There has been much fervor in the developing smartwatch market, with the biggest tech companies gearing up for a launch later this year or next year. Apple, Google, and Samsung have all been confirmed to be working on smartwatch products.  Apple reportedly will launch the “iWatch” in 2014, and has already attempted to register “iWatch” as a trademark in many places, such as Taiwan, Russia, Mexico, and Japan. According to Bloomberg, Apple has employed 100 designers and engineers to work on the new iWatch and has filed at least 79 patent applications containing the word “wrist”. Apple’s strong brand image and reputation for sleek and quality products seeks to give a strong boost to the smartwatch market, just like it has with the iPod and the iPhone. Marshall Cohen, an analyst at NPD Group asserts that “Apple can merge fashion with function,” and that a smartwatch from Apple “could triple the size of the watch business in a year or two. They have the opportunity to get everyone that owns a cell phone to go out and buy another watch.” Compatibility with the iPhone and other products is sure to be a plus with consumers as well.

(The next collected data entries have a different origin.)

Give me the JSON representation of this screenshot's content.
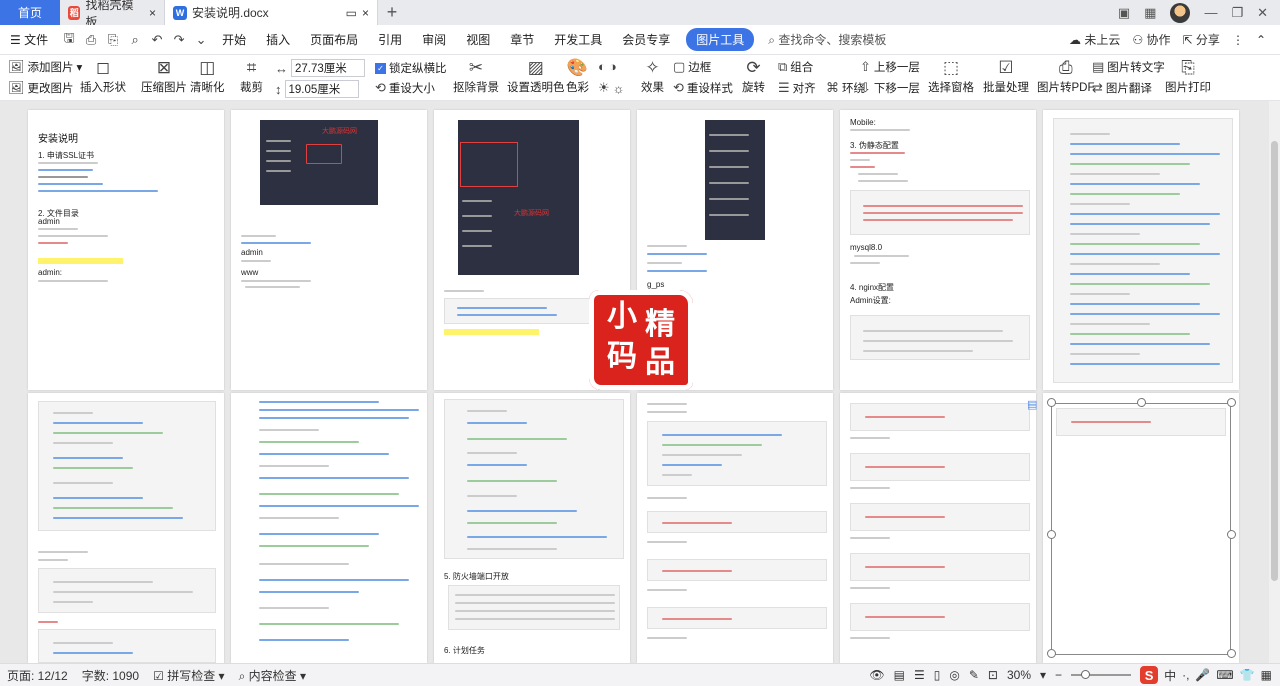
{
  "tabs": {
    "home": "首页",
    "template_tab": "找稻壳模板",
    "doc_tab": "安装说明.docx"
  },
  "menu": {
    "file": "文件",
    "items": [
      "开始",
      "插入",
      "页面布局",
      "引用",
      "审阅",
      "视图",
      "章节",
      "开发工具",
      "会员专享"
    ],
    "active_tab": "图片工具",
    "search": "查找命令、搜索模板",
    "cloud": "未上云",
    "collab": "协作",
    "share": "分享"
  },
  "ribbon": {
    "add_image": "添加图片",
    "change_image": "更改图片",
    "insert_shape": "插入形状",
    "compress": "压缩图片",
    "sharpen": "清晰化",
    "crop": "裁剪",
    "width": "27.73厘米",
    "height": "19.05厘米",
    "lock_ratio": "锁定纵横比",
    "reset_size": "重设大小",
    "remove_bg": "抠除背景",
    "set_transparent": "设置透明色",
    "color": "色彩",
    "effect": "效果",
    "border": "边框",
    "reset_style": "重设样式",
    "group": "组合",
    "rotate": "旋转",
    "align": "对齐",
    "wrap": "环绕",
    "bring_forward": "上移一层",
    "send_backward": "下移一层",
    "selection_pane": "选择窗格",
    "batch": "批量处理",
    "to_pdf": "图片转PDF",
    "to_text": "图片转文字",
    "translate": "图片翻译",
    "print": "图片打印"
  },
  "pages": {
    "p1": {
      "title": "安装说明",
      "h1": "1. 申请SSL证书",
      "h2": "2. 文件目录",
      "admin1": "admin",
      "admin2": "admin:"
    },
    "p2": {
      "admin": "admin",
      "www": "www"
    },
    "p4": {
      "g": "g_ps"
    },
    "p5": {
      "mobile": "Mobile:",
      "h3": "3. 伪静态配置",
      "mysql": "mysql8.0",
      "h4": "4. nginx配置",
      "admin": "Admin设置:"
    },
    "p9": {
      "h5": "5. 防火墙端口开放",
      "h6": "6. 计划任务"
    }
  },
  "watermark": {
    "brand": "大鹏源码网"
  },
  "seal": {
    "c1": "小",
    "c2": "精",
    "c3": "码",
    "c4": "品"
  },
  "status": {
    "page": "页面: 12/12",
    "words": "字数: 1090",
    "spell": "拼写检查",
    "content": "内容检查",
    "zoom": "30%",
    "ime_lang": "中"
  }
}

Could this be the new iWatch?

Google has already delved into the wearable technology market with the Google Glass. Motorola, owned by Google, has put out its own version of the smartwatch with the Motorola MotoACTV sport watch, which can be connected with a smartphone but also has some autonomous fitness functions such as GPS exercise tracking and step tracking.

Samsung will reportedly launch a Samsung Galaxy Gear smartwatch, to be announced at the same time as the Galaxy Note 3 in September this year at the IFA (International Franchise Association) conference in Berlin. Google and Samsung will most likely pair their watches to be compatible with Android devices and apps.

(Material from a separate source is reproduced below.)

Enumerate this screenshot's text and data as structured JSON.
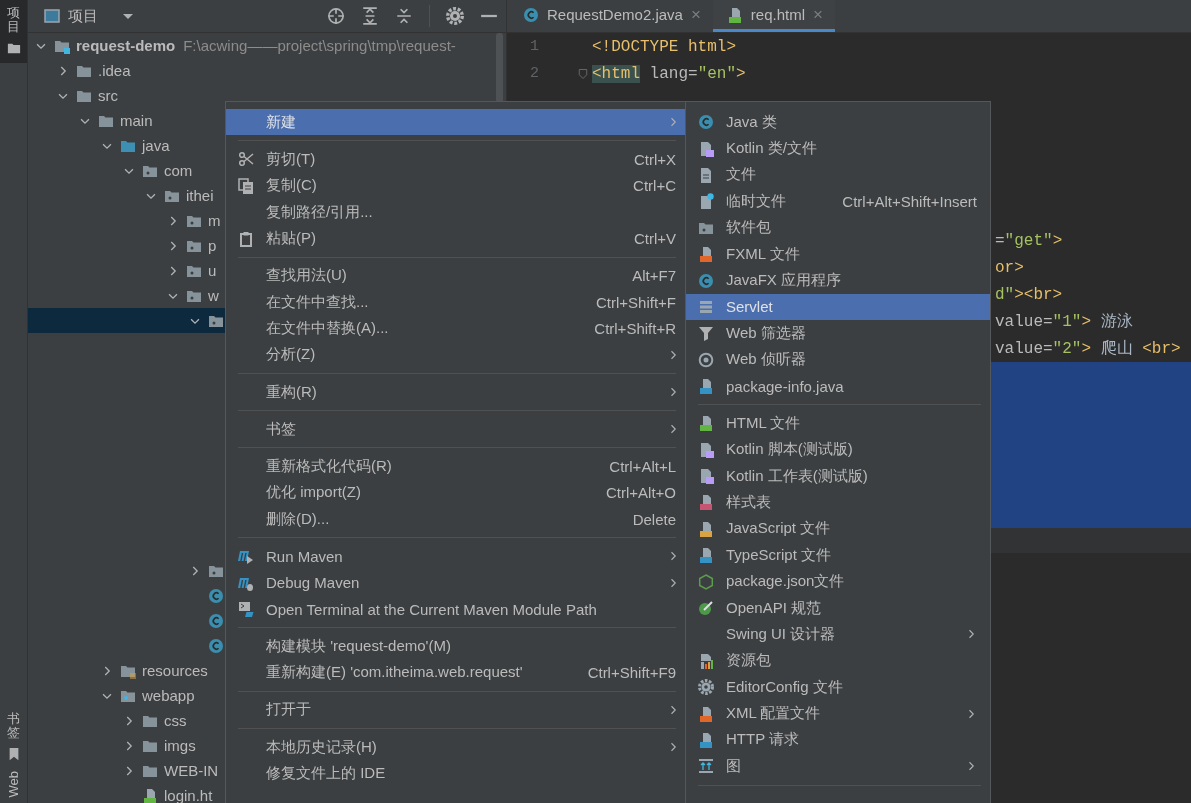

Avi Greengart, an analyst at Current Analysis research firm, states “2013 may be the year of the smartwatch” as “components have gotten small enough and cheap enough”. ABI Research, a market research and intelligence firm, projects that more than 1.2 million smartwatches will be shipped in 2013. But will the line of new smartwatches be able to garner more than the modest successes of its predecessors? It is debatable whether the average consumer will believe a smartwatch is necessary when he/she has a smartphone. A smartwatch is more of a smartphone accessory, and a smartphone has access to all the same functions and more with a larger user interface. But on the other hand, having these smartphone functions on a watch could make life easier, especially in situations where it’s more polite to glance down at your wrist versus taking out your phone. Manufacturers will have to tackle the challenge of creating display sizes that are large enough to be useful yet still stylish enough to attract both men and women. Adequate battery size and pricing could be concerns as well.

As for now, Pebble’s smartwatch priced at $150 is available at local Best Buys, with other smartwatches sold mostly online. We can only wait and see whether the upcoming lineup of smartwatches will live up to the hype.